Corollary 8.5.4.25. Let $F_0: \operatorname{\mathcal{C}}_0 \rightarrow \operatorname{\mathcal{C}}$ and $F_1: \operatorname{\mathcal{C}}_1 \rightarrow \operatorname{\mathcal{C}}$ be functors of $\infty $-categories. If $\operatorname{\mathcal{C}}_0$ and $\operatorname{\mathcal{C}}_1$ are idempotent complete, then the homotopy fiber product $\operatorname{\mathcal{C}}_0 \times _{\operatorname{\mathcal{C}}}^{\mathrm{h}} \operatorname{\mathcal{C}}_1$ is also idempotent complete.

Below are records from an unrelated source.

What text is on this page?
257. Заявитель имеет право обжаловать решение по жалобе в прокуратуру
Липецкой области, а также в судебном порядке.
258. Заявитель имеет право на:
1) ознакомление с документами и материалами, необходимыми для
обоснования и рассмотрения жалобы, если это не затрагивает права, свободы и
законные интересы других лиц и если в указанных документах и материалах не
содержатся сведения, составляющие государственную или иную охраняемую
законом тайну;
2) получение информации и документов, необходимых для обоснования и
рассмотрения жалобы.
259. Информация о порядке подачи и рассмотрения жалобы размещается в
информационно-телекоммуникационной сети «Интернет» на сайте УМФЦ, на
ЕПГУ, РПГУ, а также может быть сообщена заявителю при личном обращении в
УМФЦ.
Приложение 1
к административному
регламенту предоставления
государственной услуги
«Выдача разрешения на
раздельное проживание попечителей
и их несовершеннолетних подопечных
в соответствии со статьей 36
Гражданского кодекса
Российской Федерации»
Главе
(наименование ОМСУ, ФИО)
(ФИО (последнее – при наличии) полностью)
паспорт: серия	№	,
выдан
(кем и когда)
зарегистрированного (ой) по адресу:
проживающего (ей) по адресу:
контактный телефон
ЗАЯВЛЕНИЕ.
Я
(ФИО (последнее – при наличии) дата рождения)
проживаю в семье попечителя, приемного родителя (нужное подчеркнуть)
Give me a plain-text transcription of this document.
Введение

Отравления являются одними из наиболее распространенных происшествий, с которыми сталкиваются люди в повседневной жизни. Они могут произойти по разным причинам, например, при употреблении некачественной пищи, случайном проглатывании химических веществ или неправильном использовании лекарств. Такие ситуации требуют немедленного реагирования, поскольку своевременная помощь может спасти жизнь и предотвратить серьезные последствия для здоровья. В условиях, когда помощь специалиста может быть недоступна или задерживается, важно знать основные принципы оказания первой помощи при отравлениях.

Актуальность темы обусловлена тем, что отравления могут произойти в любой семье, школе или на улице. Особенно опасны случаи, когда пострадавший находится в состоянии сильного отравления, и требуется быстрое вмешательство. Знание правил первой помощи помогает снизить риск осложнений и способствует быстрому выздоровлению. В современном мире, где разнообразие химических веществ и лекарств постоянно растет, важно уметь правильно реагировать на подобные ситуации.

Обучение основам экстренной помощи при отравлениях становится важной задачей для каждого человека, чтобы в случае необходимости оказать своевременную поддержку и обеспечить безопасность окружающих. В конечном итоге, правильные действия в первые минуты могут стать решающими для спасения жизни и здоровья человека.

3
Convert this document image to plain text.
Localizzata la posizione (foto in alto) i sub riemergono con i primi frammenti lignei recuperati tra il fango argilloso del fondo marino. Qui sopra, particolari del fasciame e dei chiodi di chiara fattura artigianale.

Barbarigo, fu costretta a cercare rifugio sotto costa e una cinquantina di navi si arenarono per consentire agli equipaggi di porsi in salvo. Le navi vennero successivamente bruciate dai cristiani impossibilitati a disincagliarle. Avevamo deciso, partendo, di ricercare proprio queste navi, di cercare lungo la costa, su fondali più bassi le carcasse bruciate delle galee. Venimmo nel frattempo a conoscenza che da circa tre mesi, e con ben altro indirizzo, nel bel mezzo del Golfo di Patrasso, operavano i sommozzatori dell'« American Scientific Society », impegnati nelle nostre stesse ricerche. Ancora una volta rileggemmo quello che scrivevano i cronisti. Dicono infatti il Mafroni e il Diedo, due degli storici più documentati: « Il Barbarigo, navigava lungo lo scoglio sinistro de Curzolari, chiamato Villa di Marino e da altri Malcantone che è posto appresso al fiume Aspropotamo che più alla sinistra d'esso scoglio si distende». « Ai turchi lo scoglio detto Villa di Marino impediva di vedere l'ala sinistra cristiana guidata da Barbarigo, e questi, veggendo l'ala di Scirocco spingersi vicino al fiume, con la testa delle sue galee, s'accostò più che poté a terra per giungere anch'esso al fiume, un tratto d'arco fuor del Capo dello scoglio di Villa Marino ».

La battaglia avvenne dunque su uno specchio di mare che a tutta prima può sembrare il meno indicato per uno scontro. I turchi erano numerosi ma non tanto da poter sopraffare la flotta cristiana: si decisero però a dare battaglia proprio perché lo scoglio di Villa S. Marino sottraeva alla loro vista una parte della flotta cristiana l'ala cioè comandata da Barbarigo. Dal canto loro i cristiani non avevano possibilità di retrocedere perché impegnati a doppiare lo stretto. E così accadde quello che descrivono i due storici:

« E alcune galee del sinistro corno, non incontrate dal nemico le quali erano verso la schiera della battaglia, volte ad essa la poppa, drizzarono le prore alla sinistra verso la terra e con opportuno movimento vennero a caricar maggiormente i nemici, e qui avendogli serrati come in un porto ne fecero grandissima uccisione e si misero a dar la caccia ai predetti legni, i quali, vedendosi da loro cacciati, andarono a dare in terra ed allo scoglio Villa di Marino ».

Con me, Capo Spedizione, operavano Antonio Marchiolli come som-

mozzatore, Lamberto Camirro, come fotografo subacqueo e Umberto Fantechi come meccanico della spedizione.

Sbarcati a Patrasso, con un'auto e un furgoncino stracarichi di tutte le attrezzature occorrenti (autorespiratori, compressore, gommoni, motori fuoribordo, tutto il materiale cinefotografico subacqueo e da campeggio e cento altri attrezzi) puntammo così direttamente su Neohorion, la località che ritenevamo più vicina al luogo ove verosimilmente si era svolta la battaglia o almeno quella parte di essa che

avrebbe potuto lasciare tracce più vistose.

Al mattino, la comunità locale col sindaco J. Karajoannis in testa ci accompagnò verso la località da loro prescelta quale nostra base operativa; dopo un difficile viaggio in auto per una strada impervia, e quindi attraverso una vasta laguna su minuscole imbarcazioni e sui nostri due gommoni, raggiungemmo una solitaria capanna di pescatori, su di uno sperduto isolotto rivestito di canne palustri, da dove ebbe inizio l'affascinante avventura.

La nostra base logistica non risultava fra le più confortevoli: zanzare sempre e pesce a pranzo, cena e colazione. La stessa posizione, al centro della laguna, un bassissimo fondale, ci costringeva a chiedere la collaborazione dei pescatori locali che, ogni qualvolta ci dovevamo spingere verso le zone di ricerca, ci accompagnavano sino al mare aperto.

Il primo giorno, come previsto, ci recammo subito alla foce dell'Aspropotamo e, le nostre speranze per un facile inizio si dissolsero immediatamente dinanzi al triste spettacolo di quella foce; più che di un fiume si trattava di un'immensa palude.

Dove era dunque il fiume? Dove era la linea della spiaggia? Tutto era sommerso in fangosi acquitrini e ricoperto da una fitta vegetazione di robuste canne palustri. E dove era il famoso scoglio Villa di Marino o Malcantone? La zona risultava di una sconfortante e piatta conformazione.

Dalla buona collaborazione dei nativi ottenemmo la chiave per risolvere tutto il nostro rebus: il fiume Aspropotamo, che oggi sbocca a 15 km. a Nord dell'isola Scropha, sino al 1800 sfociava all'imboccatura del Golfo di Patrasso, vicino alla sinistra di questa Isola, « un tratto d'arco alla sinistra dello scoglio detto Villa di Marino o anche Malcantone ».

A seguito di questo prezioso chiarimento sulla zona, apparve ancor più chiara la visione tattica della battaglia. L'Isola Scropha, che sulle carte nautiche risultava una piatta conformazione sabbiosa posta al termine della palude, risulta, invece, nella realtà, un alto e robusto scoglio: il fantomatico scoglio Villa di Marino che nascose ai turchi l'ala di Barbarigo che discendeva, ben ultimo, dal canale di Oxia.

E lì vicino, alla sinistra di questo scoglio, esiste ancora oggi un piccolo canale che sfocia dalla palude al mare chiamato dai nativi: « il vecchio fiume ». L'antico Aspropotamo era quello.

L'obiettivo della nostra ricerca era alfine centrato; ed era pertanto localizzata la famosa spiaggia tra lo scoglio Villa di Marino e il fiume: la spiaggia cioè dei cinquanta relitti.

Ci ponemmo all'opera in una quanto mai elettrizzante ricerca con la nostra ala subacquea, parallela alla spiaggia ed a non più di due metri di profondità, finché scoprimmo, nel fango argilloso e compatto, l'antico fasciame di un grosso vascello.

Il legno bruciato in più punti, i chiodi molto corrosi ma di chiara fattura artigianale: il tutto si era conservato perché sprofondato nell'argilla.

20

$\Newextarrow{\xhookrightarrow}{10,10}{0x21AA}$
Proof. It follows from Proposition 8.5.1.7 that $\operatorname{\mathcal{C}}_0 \times _{\operatorname{\mathcal{C}}}^{\mathrm{h}} \operatorname{\mathcal{C}}_1$ is closed under retracts in the oriented fiber product $\operatorname{\mathcal{C}}_0 \operatorname{\vec{\times }}_{\operatorname{\mathcal{C}}} \operatorname{\mathcal{C}}_1$. The desired result now follows from Propositions 8.5.4.23 and 8.5.4.8. $\square$